What happens next? United Way of Rhode Island and ALC works with the Commission, which will then give its recommendations to the General Assembly at the end of 2019.

Adult Education

When the Council on Elementary and Secondary Education proposed cutting adult education funding by $1.7 million, we partnered with Workforce Alliance to stop it.

Rhode Islanders rely on adult education programs to learn the skills needed to find and retain employment. When graduates enter the workforce, they not only help themselves and their families, they also strengthen the state’s economy.

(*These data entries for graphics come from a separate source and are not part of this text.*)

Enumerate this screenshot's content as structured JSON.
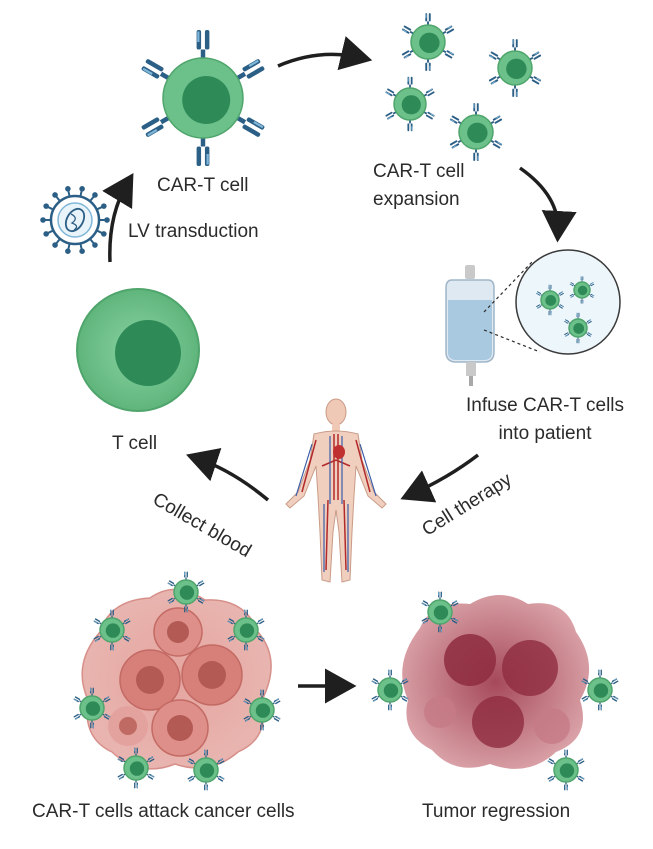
{
  "labels": {
    "car_t_cell": "CAR-T cell",
    "expansion_line1": "CAR-T cell",
    "expansion_line2": "expansion",
    "lv_transduction": "LV transduction",
    "t_cell": "T cell",
    "infuse_line1": "Infuse CAR-T cells",
    "infuse_line2": "into patient",
    "collect_blood": "Collect blood",
    "cell_therapy": "Cell therapy",
    "attack": "CAR-T cells  attack cancer cells",
    "tumor_regression": "Tumor regression"
  },
  "colors": {
    "cell_outer": "#6cc08a",
    "cell_inner": "#2e8b57",
    "receptor": "#2c5f86",
    "receptor_light": "#7fb6d8",
    "arrow": "#1f1f1f",
    "tumor": "#d98c86",
    "tumor_dark": "#b35a55",
    "regression": "#a8434f",
    "bag": "#b9d4e8"
  },
  "icons": {
    "virus": "lentivirus-icon",
    "human": "human-body-icon",
    "bag": "iv-bag-icon"
  }
}
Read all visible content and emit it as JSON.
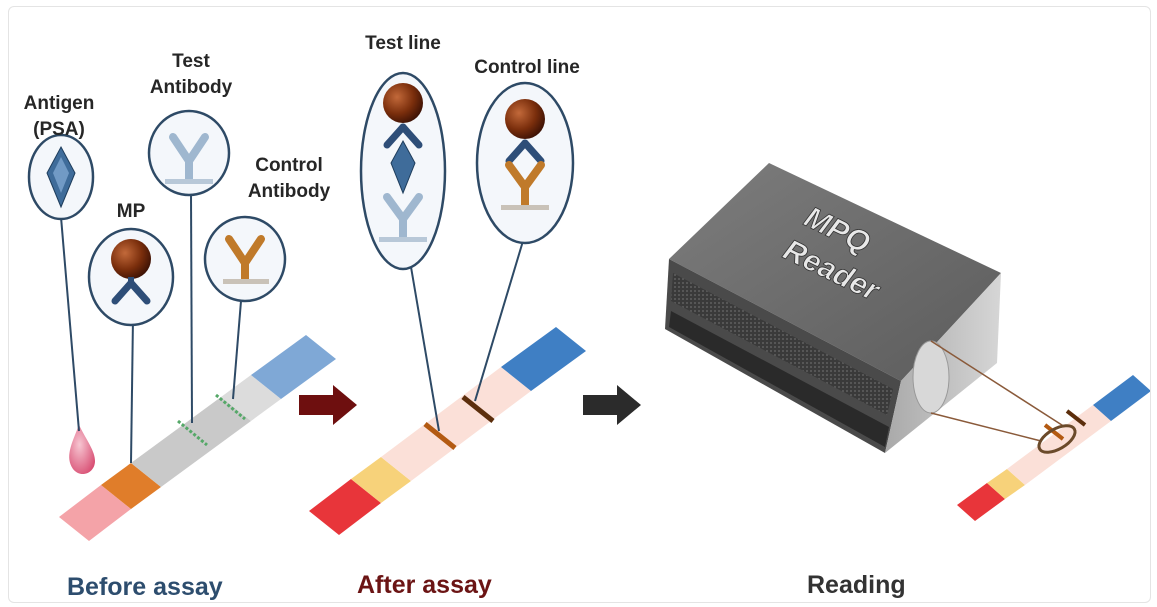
{
  "labels": {
    "antigen": [
      "Antigen",
      "(PSA)"
    ],
    "test_antibody": [
      "Test",
      "Antibody"
    ],
    "control_antibody": [
      "Control",
      "Antibody"
    ],
    "mp": "MP",
    "test_line": "Test line",
    "control_line": "Control line",
    "reader": [
      "MPQ",
      "Reader"
    ]
  },
  "captions": {
    "before": "Before assay",
    "after": "After assay",
    "reading": "Reading"
  },
  "colors": {
    "before_caption": "#2d4d6e",
    "after_caption": "#6b1414",
    "reading_caption": "#333333",
    "arrow_before": "#6e0f0f",
    "arrow_after": "#2b2b2b",
    "particle": "#7a2e0c",
    "antibody_test": "#9fb7cf",
    "antibody_control": "#c07a2a",
    "antigen": "#3f6c9a"
  }
}
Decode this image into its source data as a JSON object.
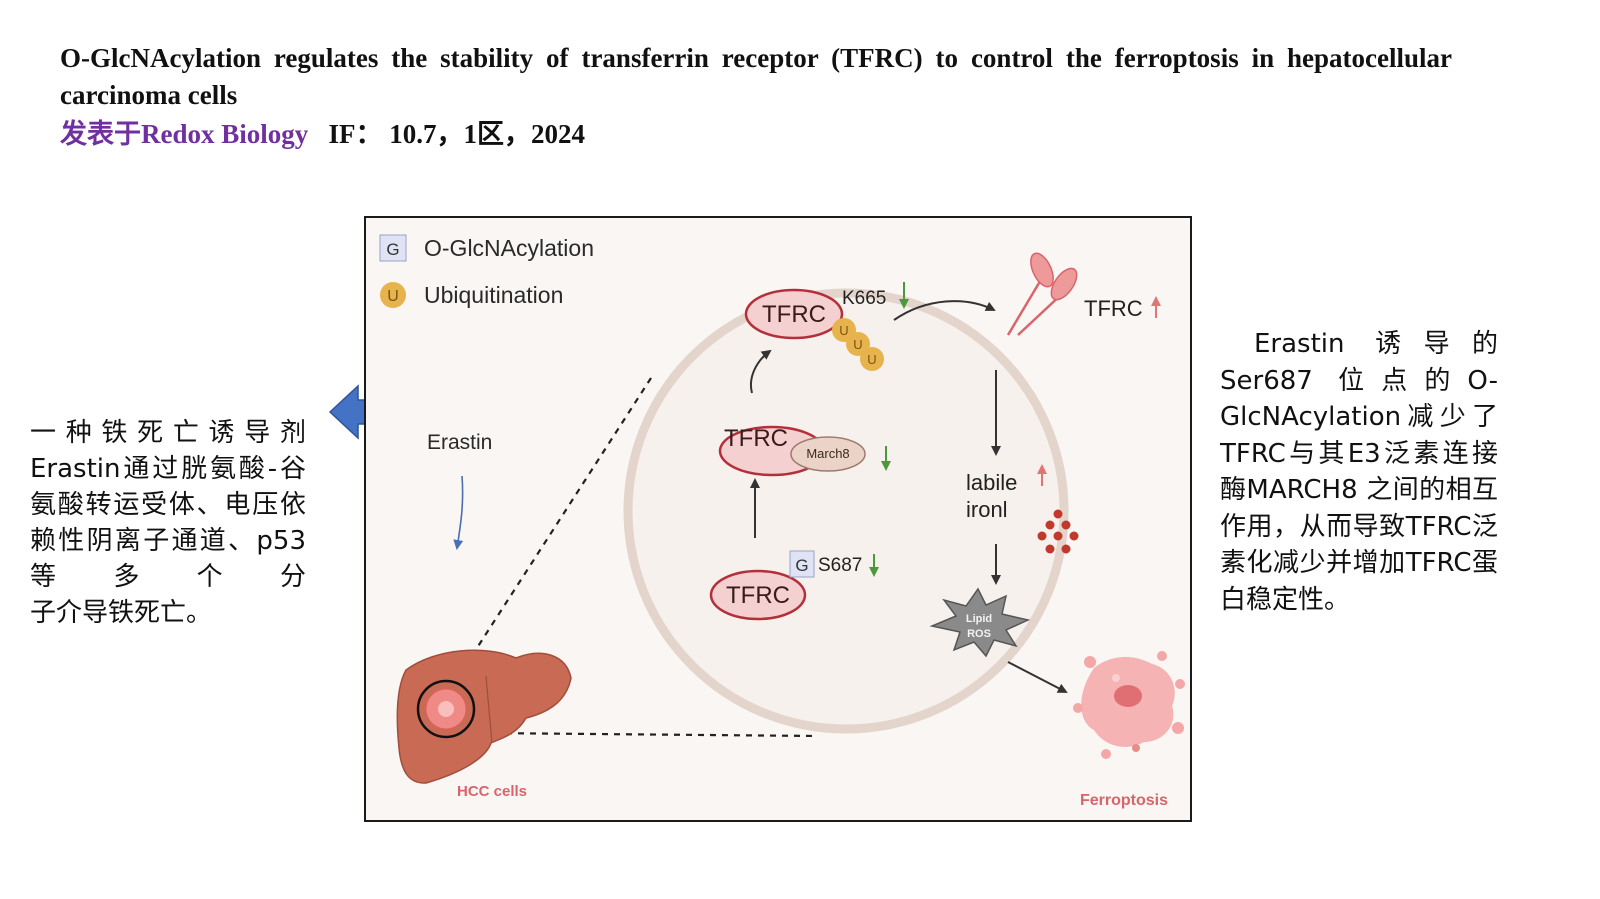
{
  "title": "O-GlcNAcylation regulates the stability of transferrin receptor (TFRC) to control the ferroptosis in hepatocellular carcinoma cells",
  "publication": {
    "journal_label": "发表于Redox Biology",
    "impact": "IF： 10.7，1区，2024"
  },
  "left_note": {
    "body": "一种铁死亡诱导剂Erastin通过胱氨酸-谷氨酸转运受体、电压依赖性阴离子通道、p53等多个分",
    "last_line": "子介导铁死亡。"
  },
  "right_note": "Erastin 诱导的Ser687 位点的O-GlcNAcylation减少了TFRC与其E3泛素连接酶MARCH8 之间的相互作用，从而导致TFRC泛素化减少并增加TFRC蛋白稳定性。",
  "figure": {
    "legend": [
      {
        "badge": "G",
        "label": "O-GlcNAcylation"
      },
      {
        "badge": "U",
        "label": "Ubiquitination"
      }
    ],
    "erastin": "Erastin",
    "hcc_cells": "HCC cells",
    "ferroptosis": "Ferroptosis",
    "tfrc_top": "TFRC",
    "k665": "K665",
    "ub_badges": [
      "U",
      "U",
      "U"
    ],
    "tfrc_mid": "TFRC",
    "march8": "March8",
    "tfrc_bottom": "TFRC",
    "g_badge": "G",
    "s687": "S687",
    "tfrc_membrane": "TFRC",
    "labile_iron": [
      "labile",
      "ironl"
    ],
    "lipid_ros": [
      "Lipid",
      "ROS"
    ]
  },
  "colors": {
    "journal": "#7030a0",
    "arrow_blue": "#4472c4",
    "tfrc_fill": "#f4d0d0",
    "tfrc_stroke": "#b3303a",
    "ub": "#e7b34d",
    "down_green": "#4a9a3a",
    "up_red": "#e07575",
    "iron_red": "#c0392b",
    "liver": "#c96a55"
  }
}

Instead of simply rallying against these cuts, we advocated for a funding increase. How did we do this? By testifying in front of the House Finance Committee and organizing a postcard campaign that brought 1,000 stories to Governor Raimondo’s desk. After hearing from the people of Rhode Island, she made the correct decision not to include the cuts in her final budget.

Housing

Those who’ve spent time in Rhode Island quickly realize two things: why it’s called the Ocean State and that there’s a severe lack of homes people can afford to live in. At the start of this legislative session we had two housing priorities:

  • Increase funding for the Housing Resources Commission so they can provide capital for long-term construction and maintenance of homes in Rhode Island.
  • Hire a Deputy Secretary of Commerce to focus on statewide housing strategies.
Source of Income Bill

Senator Harold Metts and Representative Anastasia Williams co-sponsored the Source of Income Bill, prohibiting housing discrimination based on the source of a potential renters’ legal income.

Along with testifying in support of the bill, we designed and printed 2,000 postcards to help the Interfaith Coalition’s advocacy efforts. Although the bill passed in the Senate, it was held in the House.

Capital and the Foreclosure Mediation Act

$5 million annually — that’s the amount Representative Scott Slater attempted to have appropriated for affordable housing development. We supported his efforts, but the legislation was held for further study.

Together, we submitted testimony to eliminate the provision that required the Foreclosure Mediation Act to sunset. The legislation, sponsored by Representative Mary Messier and Senator Harold Metts, successfully passed in both the House and Senate.

Deputy Secretary of Commerce

Finally, we advocated for creating the position of Deputy Secretary of Commerce in Governor Raimondo’s FY 2019 budget. The person in this position would focus on building a cohesive strategy for affordable homes in the Ocean State. Unfortunately, it was not included in the legislature’s final budget.

What’s Next?

Although this legislative session was productive, there’s still work to do. As we move forward, we’ll work with our partners in local agencies and the community to ensure Rhode Island children have the tools they need to learn, adults have access to education, and everyone has an affordable place to live.

Yes, it’s true that our success this session demonstrates the power of advocacy — but, more importantly, it highlights what we’re able to accomplish when we stand united.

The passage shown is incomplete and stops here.